Jennie started delivering the Independence Examiner in seventh or eighth grade. She also worked in the local drugstore on Saturdays for $.10 a day. As a freshman, she would stay with a lady while her husband traveled for his job for $3 a week. Her senior year, she worked in the Tempter Sandwich Shop at 13th and Main. She graduated from Blue Springs High School in 1943.
After graduation, she went to work at National Parking Garage at 11th and McGee as a cashier. She and her sister each rented a room at a doctor’s home before getting an apartment together. The manager of the parking garage was a man named Ralph Dale. They became good friends and eventually started dating. He was fourteen years older than her and had been divorced. They dated five years before marrying in 1948.
The couple lived in Pleasant Valley before moving to a 43 acre farm in Kearney in 1950. They did not farm but did have six horses, three milk cows (which she was excited to learn how to milk) and over time had cattle as well as Chester White hogs. Ralph still managed the parking garage. They enjoyed their life and were very active in the Methodist church. Jennie was a Sunday school teacher, a 4-H leader and a MYF leader. Over the years, she worked VBS, was the President of the women’s group and a member of both Rebekah Lodge and Bethel Extension Club.

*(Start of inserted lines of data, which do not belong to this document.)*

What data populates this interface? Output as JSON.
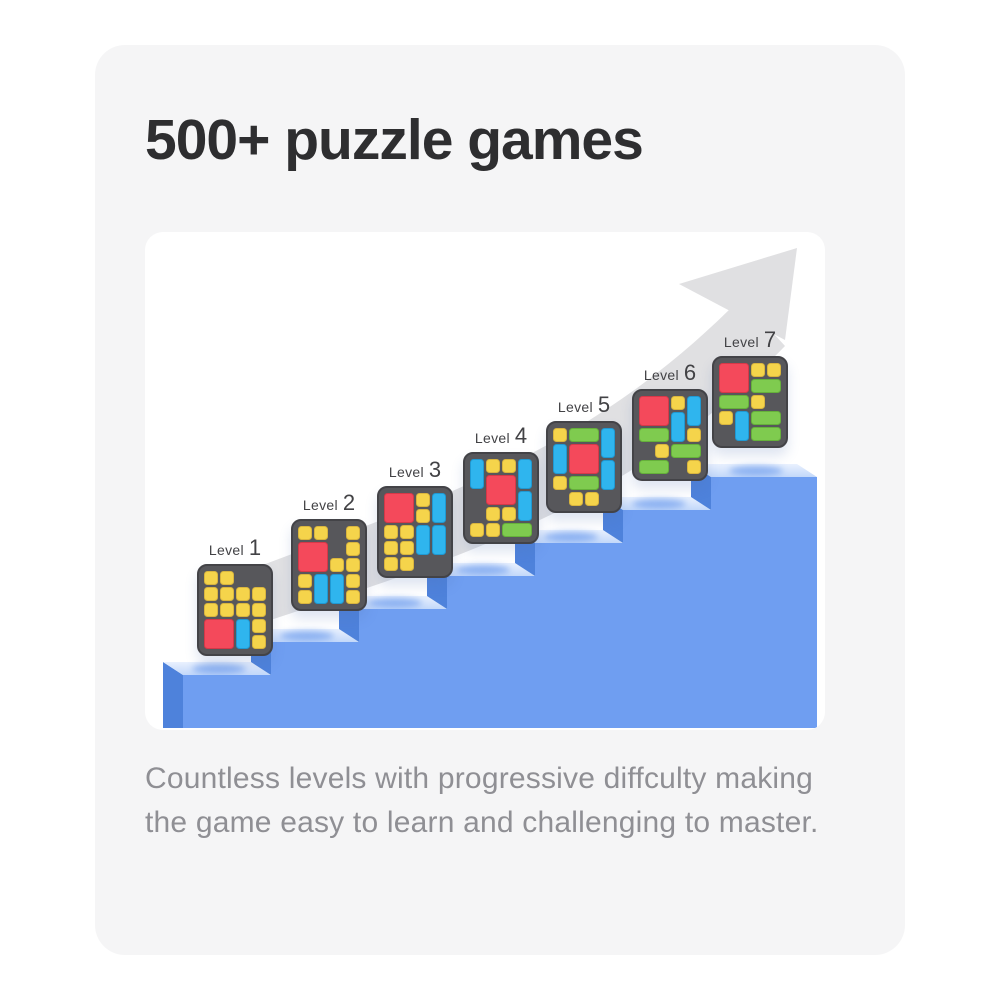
{
  "card": {
    "title": "500+ puzzle games",
    "description": "Countless levels with progressive diffculty making the game easy to learn and challenging to master."
  },
  "illustration": {
    "arrow_icon": "growth-arrow-icon",
    "arrow_color": "#e0e0e2",
    "stairs": {
      "front": "#6f9ef1",
      "side": "#4e82db",
      "top": "#d3e3fb",
      "top_back": "#e9f1fe",
      "top_shadow": "#7aa5ef"
    },
    "board_style": {
      "background": "#57575b",
      "border": "#434347"
    },
    "piece_colors": {
      "Y": {
        "fill": "#f5d44b",
        "edge": "#d9b53e"
      },
      "R": {
        "fill": "#f4495b",
        "edge": "#d63848"
      },
      "B": {
        "fill": "#2fb5ee",
        "edge": "#1f99d3"
      },
      "G": {
        "fill": "#7fcb4f",
        "edge": "#65b13a"
      }
    },
    "levels": [
      {
        "label": "Level",
        "number": "1",
        "pieces": [
          [
            0,
            0,
            1,
            1,
            "Y"
          ],
          [
            0,
            1,
            1,
            1,
            "Y"
          ],
          [
            1,
            0,
            1,
            1,
            "Y"
          ],
          [
            1,
            1,
            1,
            1,
            "Y"
          ],
          [
            1,
            2,
            1,
            1,
            "Y"
          ],
          [
            1,
            3,
            1,
            1,
            "Y"
          ],
          [
            2,
            0,
            1,
            1,
            "Y"
          ],
          [
            2,
            1,
            1,
            1,
            "Y"
          ],
          [
            2,
            2,
            1,
            1,
            "Y"
          ],
          [
            2,
            3,
            1,
            1,
            "Y"
          ],
          [
            3,
            0,
            2,
            2,
            "R"
          ],
          [
            3,
            2,
            2,
            1,
            "B"
          ],
          [
            3,
            3,
            1,
            1,
            "Y"
          ],
          [
            4,
            3,
            1,
            1,
            "Y"
          ]
        ]
      },
      {
        "label": "Level",
        "number": "2",
        "pieces": [
          [
            0,
            0,
            1,
            1,
            "Y"
          ],
          [
            0,
            1,
            1,
            1,
            "Y"
          ],
          [
            0,
            3,
            1,
            1,
            "Y"
          ],
          [
            1,
            0,
            2,
            2,
            "R"
          ],
          [
            1,
            3,
            1,
            1,
            "Y"
          ],
          [
            2,
            2,
            1,
            1,
            "Y"
          ],
          [
            2,
            3,
            1,
            1,
            "Y"
          ],
          [
            3,
            0,
            1,
            1,
            "Y"
          ],
          [
            3,
            1,
            2,
            1,
            "B"
          ],
          [
            3,
            2,
            2,
            1,
            "B"
          ],
          [
            3,
            3,
            1,
            1,
            "Y"
          ],
          [
            4,
            0,
            1,
            1,
            "Y"
          ],
          [
            4,
            3,
            1,
            1,
            "Y"
          ]
        ]
      },
      {
        "label": "Level",
        "number": "3",
        "pieces": [
          [
            0,
            0,
            2,
            2,
            "R"
          ],
          [
            0,
            2,
            1,
            1,
            "Y"
          ],
          [
            0,
            3,
            2,
            1,
            "B"
          ],
          [
            1,
            2,
            1,
            1,
            "Y"
          ],
          [
            2,
            0,
            1,
            1,
            "Y"
          ],
          [
            2,
            1,
            1,
            1,
            "Y"
          ],
          [
            2,
            2,
            2,
            1,
            "B"
          ],
          [
            2,
            3,
            2,
            1,
            "B"
          ],
          [
            3,
            0,
            1,
            1,
            "Y"
          ],
          [
            3,
            1,
            1,
            1,
            "Y"
          ],
          [
            4,
            0,
            1,
            1,
            "Y"
          ],
          [
            4,
            1,
            1,
            1,
            "Y"
          ]
        ]
      },
      {
        "label": "Level",
        "number": "4",
        "pieces": [
          [
            0,
            0,
            2,
            1,
            "B"
          ],
          [
            0,
            1,
            1,
            1,
            "Y"
          ],
          [
            0,
            2,
            1,
            1,
            "Y"
          ],
          [
            0,
            3,
            2,
            1,
            "B"
          ],
          [
            1,
            1,
            2,
            2,
            "R"
          ],
          [
            2,
            3,
            2,
            1,
            "B"
          ],
          [
            3,
            1,
            1,
            1,
            "Y"
          ],
          [
            3,
            2,
            1,
            1,
            "Y"
          ],
          [
            4,
            0,
            1,
            1,
            "Y"
          ],
          [
            4,
            1,
            1,
            1,
            "Y"
          ],
          [
            4,
            2,
            1,
            2,
            "G"
          ]
        ]
      },
      {
        "label": "Level",
        "number": "5",
        "pieces": [
          [
            0,
            0,
            1,
            1,
            "Y"
          ],
          [
            0,
            1,
            1,
            2,
            "G"
          ],
          [
            0,
            3,
            2,
            1,
            "B"
          ],
          [
            1,
            0,
            2,
            1,
            "B"
          ],
          [
            1,
            1,
            2,
            2,
            "R"
          ],
          [
            2,
            3,
            2,
            1,
            "B"
          ],
          [
            3,
            0,
            1,
            1,
            "Y"
          ],
          [
            3,
            1,
            1,
            2,
            "G"
          ],
          [
            4,
            1,
            1,
            1,
            "Y"
          ],
          [
            4,
            2,
            1,
            1,
            "Y"
          ]
        ]
      },
      {
        "label": "Level",
        "number": "6",
        "pieces": [
          [
            0,
            0,
            2,
            2,
            "R"
          ],
          [
            0,
            2,
            1,
            1,
            "Y"
          ],
          [
            0,
            3,
            2,
            1,
            "B"
          ],
          [
            1,
            2,
            2,
            1,
            "B"
          ],
          [
            2,
            0,
            1,
            2,
            "G"
          ],
          [
            2,
            3,
            1,
            1,
            "Y"
          ],
          [
            3,
            1,
            1,
            1,
            "Y"
          ],
          [
            3,
            2,
            1,
            2,
            "G"
          ],
          [
            4,
            0,
            1,
            2,
            "G"
          ],
          [
            4,
            3,
            1,
            1,
            "Y"
          ]
        ]
      },
      {
        "label": "Level",
        "number": "7",
        "pieces": [
          [
            0,
            0,
            2,
            2,
            "R"
          ],
          [
            0,
            2,
            1,
            1,
            "Y"
          ],
          [
            0,
            3,
            1,
            1,
            "Y"
          ],
          [
            1,
            2,
            1,
            2,
            "G"
          ],
          [
            2,
            0,
            1,
            2,
            "G"
          ],
          [
            2,
            2,
            1,
            1,
            "Y"
          ],
          [
            3,
            0,
            1,
            1,
            "Y"
          ],
          [
            3,
            1,
            2,
            1,
            "B"
          ],
          [
            3,
            2,
            1,
            2,
            "G"
          ],
          [
            4,
            2,
            1,
            2,
            "G"
          ]
        ]
      }
    ]
  }
}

They had been trying to have children but the doctors told them she wasn’t able to have kids. So in 1952, they adopted an eight year old boy named Roger. They were in the process of adopting a baby when Jennie got pregnant. She was 34, Ralph was 48 and Roger was 14. In 1959, they welcomed Elizabeth into their family. Then in 1960, they had Jennifer. In 1961, Ralph was born and Danny was born in 1963. Their final addition was Emily in 1964. So they went to having one child to six in matter of five years. She was 39 and Ralph was 53 and they had five children under six. What a handful! She’s not sure how they did it but they did and felt very happy and very blessed.

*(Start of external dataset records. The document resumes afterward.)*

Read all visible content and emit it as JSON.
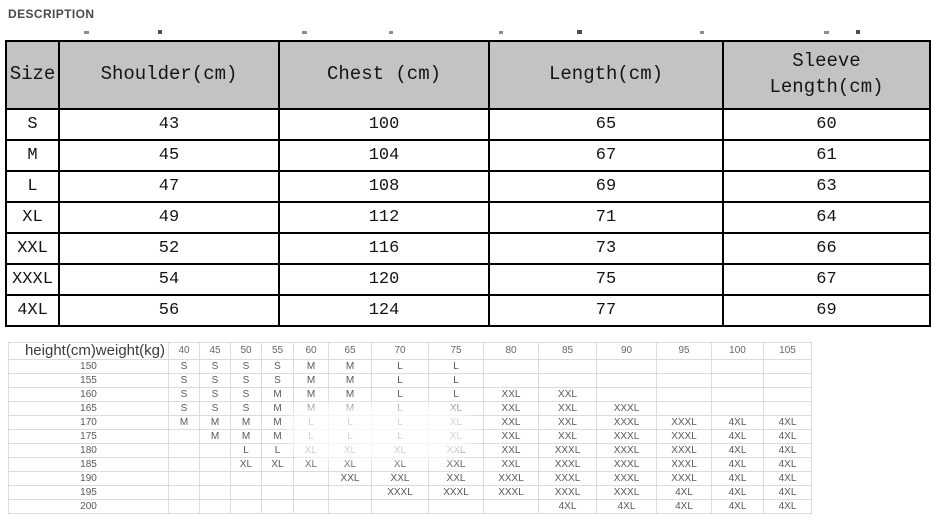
{
  "section": {
    "title": "DESCRIPTION"
  },
  "size_table": {
    "headers": [
      "Size",
      "Shoulder(cm)",
      "Chest (cm)",
      "Length(cm)",
      "Sleeve\nLength(cm)"
    ],
    "rows": [
      {
        "size": "S",
        "shoulder": "43",
        "chest": "100",
        "length": "65",
        "sleeve": "60"
      },
      {
        "size": "M",
        "shoulder": "45",
        "chest": "104",
        "length": "67",
        "sleeve": "61"
      },
      {
        "size": "L",
        "shoulder": "47",
        "chest": "108",
        "length": "69",
        "sleeve": "63"
      },
      {
        "size": "XL",
        "shoulder": "49",
        "chest": "112",
        "length": "71",
        "sleeve": "64"
      },
      {
        "size": "XXL",
        "shoulder": "52",
        "chest": "116",
        "length": "73",
        "sleeve": "66"
      },
      {
        "size": "XXXL",
        "shoulder": "54",
        "chest": "120",
        "length": "75",
        "sleeve": "67"
      },
      {
        "size": "4XL",
        "shoulder": "56",
        "chest": "124",
        "length": "77",
        "sleeve": "69"
      }
    ]
  },
  "fit_matrix": {
    "corner_label": "height(cm)weight(kg)",
    "weight_columns": [
      "40",
      "45",
      "50",
      "55",
      "60",
      "65",
      "70",
      "75",
      "80",
      "85",
      "90",
      "95",
      "100",
      "105"
    ],
    "rows": [
      {
        "height": "150",
        "cells": [
          "S",
          "S",
          "S",
          "S",
          "M",
          "M",
          "L",
          "L",
          "",
          "",
          "",
          "",
          "",
          ""
        ]
      },
      {
        "height": "155",
        "cells": [
          "S",
          "S",
          "S",
          "S",
          "M",
          "M",
          "L",
          "L",
          "",
          "",
          "",
          "",
          "",
          ""
        ]
      },
      {
        "height": "160",
        "cells": [
          "S",
          "S",
          "S",
          "M",
          "M",
          "M",
          "L",
          "L",
          "XXL",
          "XXL",
          "",
          "",
          "",
          ""
        ]
      },
      {
        "height": "165",
        "cells": [
          "S",
          "S",
          "S",
          "M",
          "M",
          "M",
          "L",
          "XL",
          "XXL",
          "XXL",
          "XXXL",
          "",
          "",
          ""
        ]
      },
      {
        "height": "170",
        "cells": [
          "M",
          "M",
          "M",
          "M",
          "L",
          "L",
          "L",
          "XL",
          "XXL",
          "XXL",
          "XXXL",
          "XXXL",
          "4XL",
          "4XL"
        ]
      },
      {
        "height": "175",
        "cells": [
          "",
          "M",
          "M",
          "M",
          "L",
          "L",
          "L",
          "XL",
          "XXL",
          "XXL",
          "XXXL",
          "XXXL",
          "4XL",
          "4XL"
        ]
      },
      {
        "height": "180",
        "cells": [
          "",
          "",
          "L",
          "L",
          "XL",
          "XL",
          "XL",
          "XXL",
          "XXL",
          "XXXL",
          "XXXL",
          "XXXL",
          "4XL",
          "4XL"
        ]
      },
      {
        "height": "185",
        "cells": [
          "",
          "",
          "XL",
          "XL",
          "XL",
          "XL",
          "XL",
          "XXL",
          "XXL",
          "XXXL",
          "XXXL",
          "XXXL",
          "4XL",
          "4XL"
        ]
      },
      {
        "height": "190",
        "cells": [
          "",
          "",
          "",
          "",
          "",
          "XXL",
          "XXL",
          "XXL",
          "XXXL",
          "XXXL",
          "XXXL",
          "XXXL",
          "4XL",
          "4XL"
        ]
      },
      {
        "height": "195",
        "cells": [
          "",
          "",
          "",
          "",
          "",
          "",
          "XXXL",
          "XXXL",
          "XXXL",
          "XXXL",
          "XXXL",
          "4XL",
          "4XL",
          "4XL"
        ]
      },
      {
        "height": "200",
        "cells": [
          "",
          "",
          "",
          "",
          "",
          "",
          "",
          "",
          "",
          "4XL",
          "4XL",
          "4XL",
          "4XL",
          "4XL"
        ]
      }
    ]
  }
}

Jennie had gone to work for accountant JP Craig doing copy work in 1952. He really wanted her to do income taxes but she didn’t feel qualified. Over the next few years, he changed her mind and she was doing the taxes while many of the clients thought they were being done by JP. When he decided to retire, Jennie and Francis Thompson opened their own firm. That was in 1965 and they only had office hours a few months a year since all they did was income tax.

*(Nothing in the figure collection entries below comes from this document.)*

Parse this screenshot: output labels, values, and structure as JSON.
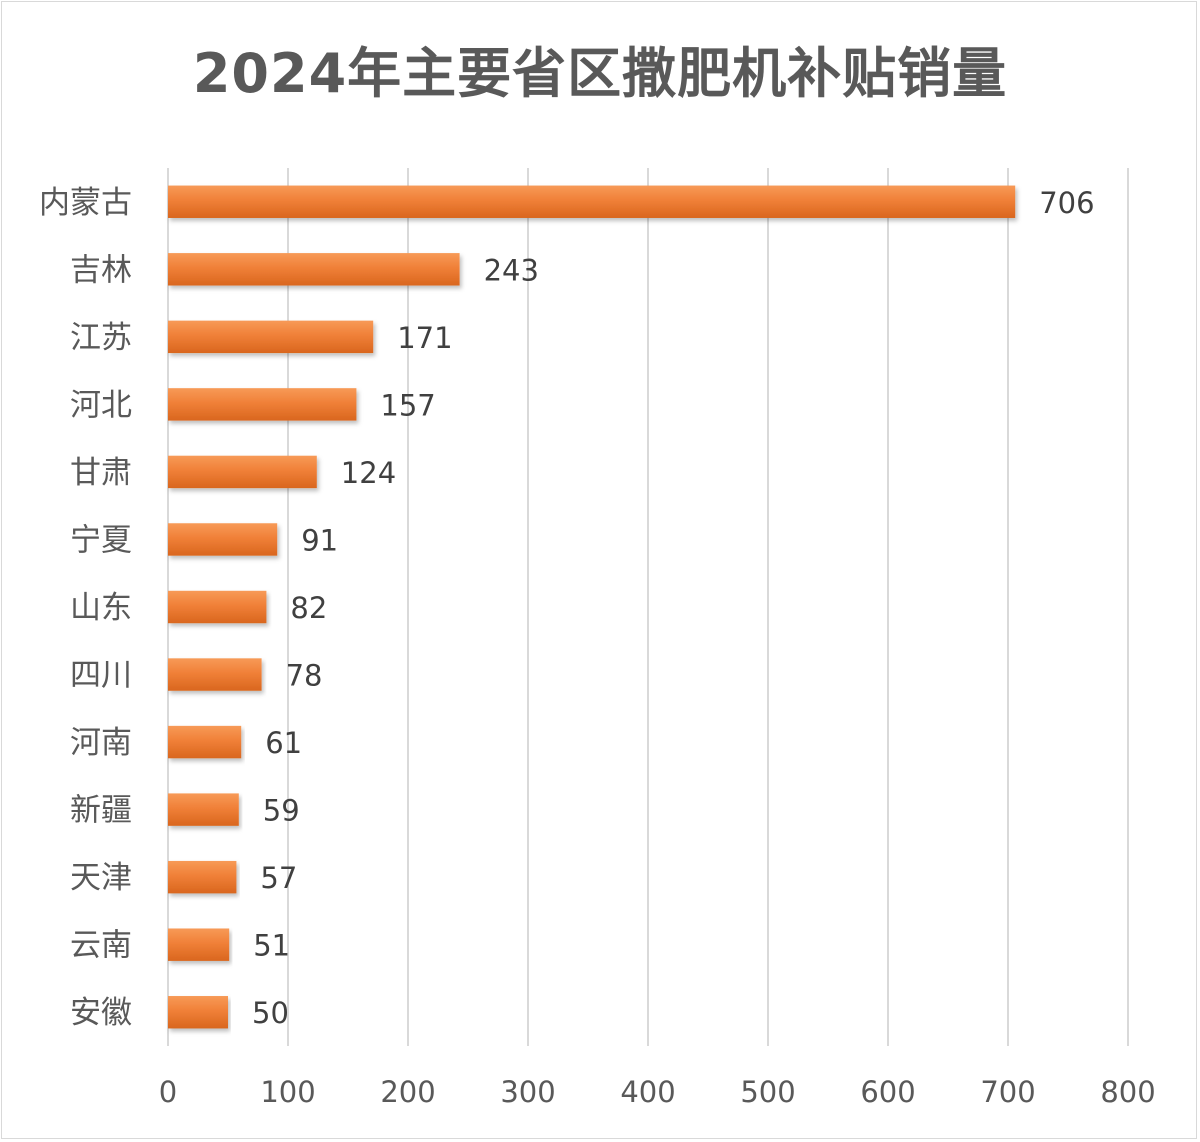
{
  "chart_data": {
    "type": "bar",
    "orientation": "horizontal",
    "title": "2024年主要省区撒肥机补贴销量",
    "categories": [
      "内蒙古",
      "吉林",
      "江苏",
      "河北",
      "甘肃",
      "宁夏",
      "山东",
      "四川",
      "河南",
      "新疆",
      "天津",
      "云南",
      "安徽"
    ],
    "values": [
      706,
      243,
      171,
      157,
      124,
      91,
      82,
      78,
      61,
      59,
      57,
      51,
      50
    ],
    "xlim": [
      0,
      800
    ],
    "x_ticks": [
      0,
      100,
      200,
      300,
      400,
      500,
      600,
      700,
      800
    ],
    "grid": true,
    "legend": "none",
    "bar_color": "#ED7D31",
    "data_labels": true
  }
}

Ralph had a mild stroke in 1976. He retired from the parking garage after 47 years on the job. The stroke changed his personality but he was still able to do things for himself including driving. In 1981, Jennie sold her business and retired. She and Ralph had planned to travel but the stroke kept them from doing that. Ralph had a massive stroke in 1990 and Jennie took care of him at home. In 1991, he got pneumonia. He ended up passing away at Liberty Hospital.
In the early 90’s, Jennie went to work at H&R Block. Her daughter worked there and was complaining there wasn’t enough help and it was hard to get everything done and answer phones. So Jennie became their receptionist. She retired from there in 2001 at the age of 76.
Jennie moved in with her son, Roger until he passed away in March of 2017. She moved to Westbrook in April. She loves the people here, both staff and residents. She says that they are all so nice. She enjoys the activities, especially Gerry Barr and Martha Armstrong, who are like children to her. She loves how spacious her apartment is. She is still able to host bridge club. She also does jigsaw and word puzzles in her room. She loved to read and she really, really likes to talk. She says that after 65 years in Kearney, she can tell you a story about just about anyone.
Jennie says that her goal in life is to continue to say, “Thank you, God, for all my blessings!” Besides her six children, she has various daughters-in-law and sons-in-law, eighteen grandchildren, ten great grandchildren and three great great grandchildren.